Oct 21, 2014 06:35 PM EDT
The directionally challenged may find a new curveball thrown their way, as researchers reveal that in our lifetime we may see flip in what we know to be North and South. For those who know their way around navigating the wild, seeking directions in the stars, or even reading the face of a compass, you may have to reconsider the norm or repaint the stars to fit a changing magnetic field that may soon have Antarctica pointing North.
Shifts in the Earth's magnetic field is not a new discovery, rather it's something scientists have observed for years. It fact, it is estimated that roughly 800,000 years ago, what we consider to be North and South were reversed. And over the course of its lifetime, the Earth has flipped its magnetic field a handful of times, though the occurrence is rare on a human scale of time.
It's a process researchers believe begins with a weakening in the field prior to the inversion of the poles, similar to the state the Earth's magnetic field is currently in. And with new evidence pointing that the inversion of the poles only took 100 years to occur the last time the Earth turned topsy turvy, some researchers are questioning whether we may seen an inversion in our lifetime as well.
"We don't know whether the next reversal will occur as suddenly as this one did, but we also don't know that it won't" lead author and director of the Geochronology Center at UC Berkeley, Paul Renne says.
The new study, published this upcoming November in the newest issue of Geophysical Journal International, analyzed new data collected this past summer by a European Space Agency (ESA) satellite orbiting the Earth. And what they found is that evidence suggests the Earth's magnetic field is weakening 10 times faster than researchers originally estimated.
And while the Earth's current magnetic state was analyzed from space, to discover the conditions leading to the reversal that happened nearly 786,000 years ago the researchers looked deeper into the Earth's crust for a hint at an answer.

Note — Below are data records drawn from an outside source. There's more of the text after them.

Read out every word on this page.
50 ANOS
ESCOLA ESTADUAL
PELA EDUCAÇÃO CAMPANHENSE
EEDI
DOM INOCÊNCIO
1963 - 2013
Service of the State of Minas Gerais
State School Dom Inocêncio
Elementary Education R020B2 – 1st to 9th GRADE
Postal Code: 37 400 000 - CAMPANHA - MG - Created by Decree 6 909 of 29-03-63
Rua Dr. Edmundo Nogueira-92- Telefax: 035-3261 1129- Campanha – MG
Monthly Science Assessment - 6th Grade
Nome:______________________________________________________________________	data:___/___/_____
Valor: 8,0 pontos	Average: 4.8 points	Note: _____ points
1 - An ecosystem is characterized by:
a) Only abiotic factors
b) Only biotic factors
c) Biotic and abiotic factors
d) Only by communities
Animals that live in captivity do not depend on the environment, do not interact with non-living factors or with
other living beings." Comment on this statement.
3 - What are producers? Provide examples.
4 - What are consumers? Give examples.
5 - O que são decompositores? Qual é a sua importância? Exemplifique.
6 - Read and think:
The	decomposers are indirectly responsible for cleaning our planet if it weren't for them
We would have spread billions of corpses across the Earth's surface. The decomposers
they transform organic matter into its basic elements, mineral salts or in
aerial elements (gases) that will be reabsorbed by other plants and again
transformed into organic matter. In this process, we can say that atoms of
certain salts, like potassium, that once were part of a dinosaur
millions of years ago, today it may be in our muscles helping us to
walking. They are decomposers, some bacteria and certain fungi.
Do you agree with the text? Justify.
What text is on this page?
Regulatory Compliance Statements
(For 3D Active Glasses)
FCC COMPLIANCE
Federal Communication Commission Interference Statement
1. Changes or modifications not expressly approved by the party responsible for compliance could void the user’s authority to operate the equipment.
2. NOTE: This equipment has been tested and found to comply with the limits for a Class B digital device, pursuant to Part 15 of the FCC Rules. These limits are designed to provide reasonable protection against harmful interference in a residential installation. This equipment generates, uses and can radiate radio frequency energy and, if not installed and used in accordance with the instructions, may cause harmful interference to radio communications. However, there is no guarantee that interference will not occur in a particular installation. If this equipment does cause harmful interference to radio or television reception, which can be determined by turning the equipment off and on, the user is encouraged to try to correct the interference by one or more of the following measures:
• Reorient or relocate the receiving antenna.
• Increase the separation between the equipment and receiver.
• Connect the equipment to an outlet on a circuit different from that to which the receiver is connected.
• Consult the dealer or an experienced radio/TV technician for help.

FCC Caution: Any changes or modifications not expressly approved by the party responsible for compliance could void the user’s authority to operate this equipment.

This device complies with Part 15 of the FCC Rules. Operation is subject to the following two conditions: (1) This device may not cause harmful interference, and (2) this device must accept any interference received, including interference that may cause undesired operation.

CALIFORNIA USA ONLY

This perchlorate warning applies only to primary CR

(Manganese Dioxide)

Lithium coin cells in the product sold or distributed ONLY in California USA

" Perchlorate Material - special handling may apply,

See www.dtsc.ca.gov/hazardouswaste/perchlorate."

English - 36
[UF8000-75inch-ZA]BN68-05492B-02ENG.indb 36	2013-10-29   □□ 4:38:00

Renne and a team of researchers dug through sediments left behind by an ancient lake at the base of the Apennine Mountains in Italy for a trace of evidence. Mixed into the sediment lies ashen layers from previous volcanic eruptions, ash made of magnetically sensitive minerals that allowed the researchers to find the direction the magnetic field once pointed before the ash was embedded in sediment. Then, utilizing argon-argon dating, wherein radioactive K-40 decays into Ar-40 at a specific rate, the researchers were able to pinpoint the inversion of the magnetic field with great accuracy over the 10,000 year span the sediments were composed of, dating the flip to roughly 786,000 years ago.
"It's amazing how rapidly we see that reversal" UC Berkeley graduate student, Courtney Sprain says. "The paleomagnetic data are very well done."
"This is one of the best records we have so far of what happens during a reversal and how quickly these reversals can happen."